TATSURO KISHIMOTO

6/7 (Sat)-7/5 (Sat), 2025
Opening hours: 12:00-19:00 (Wed-Sat)
Closed on Sun, Mon, Tue and National Holidays
Reception: Saturday, June 7, 18:00-19:00


"A Work in Between — On Nao Kikuchi’s Solo Show 1897"
Text by Shinya Sugawara (Art Critic and Theorist)


During the COVID-19 lockdown in Germany, Nao Kikuchi spent long stretches of time in her room, which made her acutely aware of the boundaries between inside and outside, and between self and others. As a result, motifs related to boundaries—like windows and doors—began to appear more frequently in her work.
While walking through public spaces, she photographed fragments of architecture that caught her attention, then used these photos as a starting point to create highly abstracted drawings via digital tools. These drawings were then developed into ceramic works. Born out of this process, her pieces seem to live in the “in-between” spaces—not only between inside and outside, but also between site and image, analog and digital, and figuration and abstraction.
Her practice also unfolds between painting and ceramics. While she’s currently known for her ceramic work, she originally studied painting at Tama Art University in Tokyo and worked primarily in that medium. Yet even then, her focus wasn’t on the visual illusions typical of painting, but on the material qualities often overlooked—like the shadows formed by thick layers of paint or the physical depth of the canvas. This sensitivity to materiality became the spark that led her to ceramics.
Still, her ceramics maintain a strong connection to painting. Instead of being placed on horizontal pedestals as ceramics often are, her works are hung on walls, keeping a verticality similar to paintings. The rich surface textures, created through glazing and other techniques, also evoke painterly associations. She even draws inspiration not just from architectural motifs but also from symbolic shapes—like the spade forms found in paintings by American artist Richard Diebenkorn around 1980—further reinforcing the link between the two mediums.
In this way, she moves fluidly across boundaries—between inside and outside, analog and digital, figuration and abstraction, painting and ceramics—situating herself in the “in-between” to develop her practice.
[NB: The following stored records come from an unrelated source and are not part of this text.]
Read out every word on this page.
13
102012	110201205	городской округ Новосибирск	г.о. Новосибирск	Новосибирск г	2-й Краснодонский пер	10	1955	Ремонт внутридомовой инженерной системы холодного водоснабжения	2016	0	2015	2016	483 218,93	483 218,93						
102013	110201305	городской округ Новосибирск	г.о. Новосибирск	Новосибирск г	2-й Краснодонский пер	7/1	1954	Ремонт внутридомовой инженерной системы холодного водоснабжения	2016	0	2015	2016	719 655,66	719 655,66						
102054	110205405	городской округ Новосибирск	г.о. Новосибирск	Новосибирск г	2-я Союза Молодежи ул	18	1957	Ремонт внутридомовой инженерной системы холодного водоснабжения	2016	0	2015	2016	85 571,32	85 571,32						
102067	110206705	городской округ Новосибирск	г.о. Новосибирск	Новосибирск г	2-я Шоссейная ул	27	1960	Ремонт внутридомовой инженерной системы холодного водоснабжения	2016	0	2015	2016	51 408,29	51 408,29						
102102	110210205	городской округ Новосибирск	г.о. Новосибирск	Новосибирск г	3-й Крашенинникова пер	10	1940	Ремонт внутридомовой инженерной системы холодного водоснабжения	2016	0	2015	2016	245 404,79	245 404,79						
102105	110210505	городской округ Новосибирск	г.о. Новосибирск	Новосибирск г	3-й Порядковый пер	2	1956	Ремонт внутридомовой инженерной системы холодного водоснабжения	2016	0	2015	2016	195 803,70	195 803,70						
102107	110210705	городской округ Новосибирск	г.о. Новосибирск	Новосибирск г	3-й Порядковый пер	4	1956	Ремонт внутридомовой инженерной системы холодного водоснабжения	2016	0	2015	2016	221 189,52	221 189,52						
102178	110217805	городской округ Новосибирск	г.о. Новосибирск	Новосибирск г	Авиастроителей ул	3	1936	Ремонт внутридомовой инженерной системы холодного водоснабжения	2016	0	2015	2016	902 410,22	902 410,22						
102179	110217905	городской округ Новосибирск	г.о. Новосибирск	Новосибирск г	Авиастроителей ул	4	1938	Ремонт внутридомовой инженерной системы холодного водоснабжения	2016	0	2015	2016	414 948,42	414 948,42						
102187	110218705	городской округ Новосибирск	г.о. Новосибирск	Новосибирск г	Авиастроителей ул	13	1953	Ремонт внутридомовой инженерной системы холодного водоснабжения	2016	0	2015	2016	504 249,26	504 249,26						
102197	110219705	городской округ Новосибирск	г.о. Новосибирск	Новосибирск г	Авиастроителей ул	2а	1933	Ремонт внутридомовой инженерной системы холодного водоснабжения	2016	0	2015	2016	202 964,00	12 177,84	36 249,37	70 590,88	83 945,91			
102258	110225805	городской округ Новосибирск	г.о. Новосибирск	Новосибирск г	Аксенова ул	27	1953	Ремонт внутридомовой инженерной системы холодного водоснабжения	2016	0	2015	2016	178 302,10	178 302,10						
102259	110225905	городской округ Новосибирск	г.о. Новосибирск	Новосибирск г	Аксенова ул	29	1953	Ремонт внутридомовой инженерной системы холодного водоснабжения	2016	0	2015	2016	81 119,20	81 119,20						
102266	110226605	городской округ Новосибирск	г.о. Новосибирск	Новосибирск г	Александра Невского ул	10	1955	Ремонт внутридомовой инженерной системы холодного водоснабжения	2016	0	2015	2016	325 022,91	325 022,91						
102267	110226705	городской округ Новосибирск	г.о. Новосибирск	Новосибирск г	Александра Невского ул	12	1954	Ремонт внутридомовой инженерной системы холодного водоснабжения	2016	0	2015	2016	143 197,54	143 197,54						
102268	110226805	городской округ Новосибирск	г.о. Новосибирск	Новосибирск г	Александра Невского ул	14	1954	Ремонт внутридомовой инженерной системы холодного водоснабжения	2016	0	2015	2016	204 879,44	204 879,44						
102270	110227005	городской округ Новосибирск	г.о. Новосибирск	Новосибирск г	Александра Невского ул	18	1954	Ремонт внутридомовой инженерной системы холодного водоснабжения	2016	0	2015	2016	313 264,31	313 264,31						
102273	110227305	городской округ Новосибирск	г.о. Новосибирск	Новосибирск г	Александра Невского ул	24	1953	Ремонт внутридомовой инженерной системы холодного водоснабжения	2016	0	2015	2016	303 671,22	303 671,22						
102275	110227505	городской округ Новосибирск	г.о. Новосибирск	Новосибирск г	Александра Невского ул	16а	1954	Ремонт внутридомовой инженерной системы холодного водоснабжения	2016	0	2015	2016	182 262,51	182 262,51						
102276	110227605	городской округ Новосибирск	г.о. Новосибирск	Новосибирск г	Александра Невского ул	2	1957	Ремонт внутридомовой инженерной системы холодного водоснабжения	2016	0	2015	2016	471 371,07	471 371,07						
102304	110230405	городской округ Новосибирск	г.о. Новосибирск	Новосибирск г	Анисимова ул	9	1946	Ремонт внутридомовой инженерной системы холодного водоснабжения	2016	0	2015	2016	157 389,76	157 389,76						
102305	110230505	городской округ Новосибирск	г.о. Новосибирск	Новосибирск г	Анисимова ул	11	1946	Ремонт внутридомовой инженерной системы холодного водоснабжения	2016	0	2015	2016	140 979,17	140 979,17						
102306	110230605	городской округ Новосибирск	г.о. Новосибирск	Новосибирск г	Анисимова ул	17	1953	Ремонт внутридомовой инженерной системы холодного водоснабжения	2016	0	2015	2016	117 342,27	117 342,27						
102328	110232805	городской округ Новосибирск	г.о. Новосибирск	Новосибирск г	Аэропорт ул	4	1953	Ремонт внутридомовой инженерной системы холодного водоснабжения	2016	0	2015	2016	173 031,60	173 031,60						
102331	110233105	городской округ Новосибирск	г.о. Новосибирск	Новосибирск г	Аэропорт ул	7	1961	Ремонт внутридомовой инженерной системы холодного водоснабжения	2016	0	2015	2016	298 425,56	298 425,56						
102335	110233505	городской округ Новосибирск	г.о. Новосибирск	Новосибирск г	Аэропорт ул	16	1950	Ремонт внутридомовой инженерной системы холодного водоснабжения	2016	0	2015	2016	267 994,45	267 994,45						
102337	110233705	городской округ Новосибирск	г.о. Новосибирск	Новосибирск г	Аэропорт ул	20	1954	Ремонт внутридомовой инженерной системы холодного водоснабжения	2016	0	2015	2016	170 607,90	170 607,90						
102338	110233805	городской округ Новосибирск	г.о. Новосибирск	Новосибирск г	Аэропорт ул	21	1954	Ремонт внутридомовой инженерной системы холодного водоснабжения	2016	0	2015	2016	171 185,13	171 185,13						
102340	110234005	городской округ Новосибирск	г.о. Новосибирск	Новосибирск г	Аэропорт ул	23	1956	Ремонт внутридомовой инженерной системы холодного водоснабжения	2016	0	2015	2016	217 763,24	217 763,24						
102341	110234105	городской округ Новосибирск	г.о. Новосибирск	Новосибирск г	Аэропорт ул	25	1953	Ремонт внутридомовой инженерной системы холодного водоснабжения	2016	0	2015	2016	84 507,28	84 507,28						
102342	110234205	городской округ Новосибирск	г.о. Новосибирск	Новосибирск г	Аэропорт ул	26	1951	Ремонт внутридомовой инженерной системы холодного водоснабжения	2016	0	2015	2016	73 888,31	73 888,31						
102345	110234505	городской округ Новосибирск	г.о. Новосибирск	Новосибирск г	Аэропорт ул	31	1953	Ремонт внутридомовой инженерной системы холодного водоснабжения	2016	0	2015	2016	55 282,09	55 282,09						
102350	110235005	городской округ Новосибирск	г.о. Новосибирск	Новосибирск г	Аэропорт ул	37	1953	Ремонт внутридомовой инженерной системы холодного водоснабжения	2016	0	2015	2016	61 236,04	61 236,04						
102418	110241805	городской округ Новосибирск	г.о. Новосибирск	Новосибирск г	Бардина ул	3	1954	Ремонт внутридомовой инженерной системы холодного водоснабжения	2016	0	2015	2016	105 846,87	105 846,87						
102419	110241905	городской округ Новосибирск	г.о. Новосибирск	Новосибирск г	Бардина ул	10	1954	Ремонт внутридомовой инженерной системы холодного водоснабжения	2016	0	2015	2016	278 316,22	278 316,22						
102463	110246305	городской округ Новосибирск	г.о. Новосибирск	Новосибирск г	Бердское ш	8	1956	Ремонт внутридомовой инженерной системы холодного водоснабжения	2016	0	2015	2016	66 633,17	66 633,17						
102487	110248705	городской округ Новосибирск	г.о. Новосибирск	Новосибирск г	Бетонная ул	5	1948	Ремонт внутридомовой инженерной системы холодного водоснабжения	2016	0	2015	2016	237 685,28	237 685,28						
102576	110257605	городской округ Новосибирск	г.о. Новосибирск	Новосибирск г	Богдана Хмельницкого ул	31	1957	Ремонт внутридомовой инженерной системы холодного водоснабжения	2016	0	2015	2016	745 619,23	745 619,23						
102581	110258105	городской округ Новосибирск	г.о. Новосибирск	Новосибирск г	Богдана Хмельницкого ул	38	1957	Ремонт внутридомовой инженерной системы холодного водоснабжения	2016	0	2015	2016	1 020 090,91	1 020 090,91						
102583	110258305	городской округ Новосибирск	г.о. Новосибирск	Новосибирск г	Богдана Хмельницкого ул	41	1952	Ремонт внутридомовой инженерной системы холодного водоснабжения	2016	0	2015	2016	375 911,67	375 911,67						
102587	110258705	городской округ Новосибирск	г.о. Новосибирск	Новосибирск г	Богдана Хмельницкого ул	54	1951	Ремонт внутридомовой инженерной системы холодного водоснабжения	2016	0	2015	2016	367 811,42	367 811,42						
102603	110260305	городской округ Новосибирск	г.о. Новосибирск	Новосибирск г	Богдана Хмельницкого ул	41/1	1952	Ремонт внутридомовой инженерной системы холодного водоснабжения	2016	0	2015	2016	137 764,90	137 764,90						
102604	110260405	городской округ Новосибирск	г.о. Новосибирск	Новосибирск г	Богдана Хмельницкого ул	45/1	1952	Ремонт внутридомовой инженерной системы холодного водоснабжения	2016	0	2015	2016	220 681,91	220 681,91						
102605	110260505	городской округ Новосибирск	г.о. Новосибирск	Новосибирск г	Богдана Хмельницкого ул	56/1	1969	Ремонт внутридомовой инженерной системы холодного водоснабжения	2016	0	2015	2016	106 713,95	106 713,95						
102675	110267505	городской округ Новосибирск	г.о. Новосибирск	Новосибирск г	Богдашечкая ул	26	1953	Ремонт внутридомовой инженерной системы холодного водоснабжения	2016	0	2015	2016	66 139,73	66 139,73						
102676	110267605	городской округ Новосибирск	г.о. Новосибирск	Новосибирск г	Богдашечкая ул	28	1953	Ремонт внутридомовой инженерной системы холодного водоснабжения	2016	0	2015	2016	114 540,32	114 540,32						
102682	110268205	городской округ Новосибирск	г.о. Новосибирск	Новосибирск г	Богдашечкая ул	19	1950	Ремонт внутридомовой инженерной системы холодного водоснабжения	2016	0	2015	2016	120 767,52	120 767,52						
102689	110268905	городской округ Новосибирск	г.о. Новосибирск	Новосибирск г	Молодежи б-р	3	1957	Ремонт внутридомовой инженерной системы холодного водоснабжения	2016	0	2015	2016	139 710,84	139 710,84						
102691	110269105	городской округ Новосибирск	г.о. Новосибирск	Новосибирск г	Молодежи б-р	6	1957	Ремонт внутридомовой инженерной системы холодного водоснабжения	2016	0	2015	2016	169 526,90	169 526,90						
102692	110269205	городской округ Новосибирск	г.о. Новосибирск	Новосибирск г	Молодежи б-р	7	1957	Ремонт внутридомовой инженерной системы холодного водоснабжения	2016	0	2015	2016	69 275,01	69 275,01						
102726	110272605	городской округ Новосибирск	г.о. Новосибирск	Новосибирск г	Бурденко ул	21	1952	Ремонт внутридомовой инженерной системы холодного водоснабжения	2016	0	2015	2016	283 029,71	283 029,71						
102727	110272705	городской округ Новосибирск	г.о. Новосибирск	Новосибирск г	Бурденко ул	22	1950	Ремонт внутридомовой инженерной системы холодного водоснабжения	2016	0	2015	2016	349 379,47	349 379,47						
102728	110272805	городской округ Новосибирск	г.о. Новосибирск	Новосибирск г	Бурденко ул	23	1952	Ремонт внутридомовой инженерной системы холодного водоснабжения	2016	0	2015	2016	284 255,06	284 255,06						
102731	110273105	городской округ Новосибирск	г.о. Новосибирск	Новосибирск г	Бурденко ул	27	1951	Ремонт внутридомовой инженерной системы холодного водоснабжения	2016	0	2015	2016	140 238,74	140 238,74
Her works invite viewers into that same ambiguous space, offering a quiet but resonant experience of being in-between.


Nao Kikuchi
Born in 1988 in Tochigi, Japan.
Based in Karlsruhe, Germany.
Selected exhibitions include COMMAND (2025, Goya Curtain, Tokyo); Find a Spot Zwischen Räumen (2025, t.a.s., Vienna); On a very quiet morning, on the same piece of toast (2025, Adams and Ollman, Portland); What else? (2025, GALLERY ANN MAZZOTTI, Basel); Bitter Arcadia (2025, Galerie Crone, Vienna); and Game (2023, Trust, Vienna).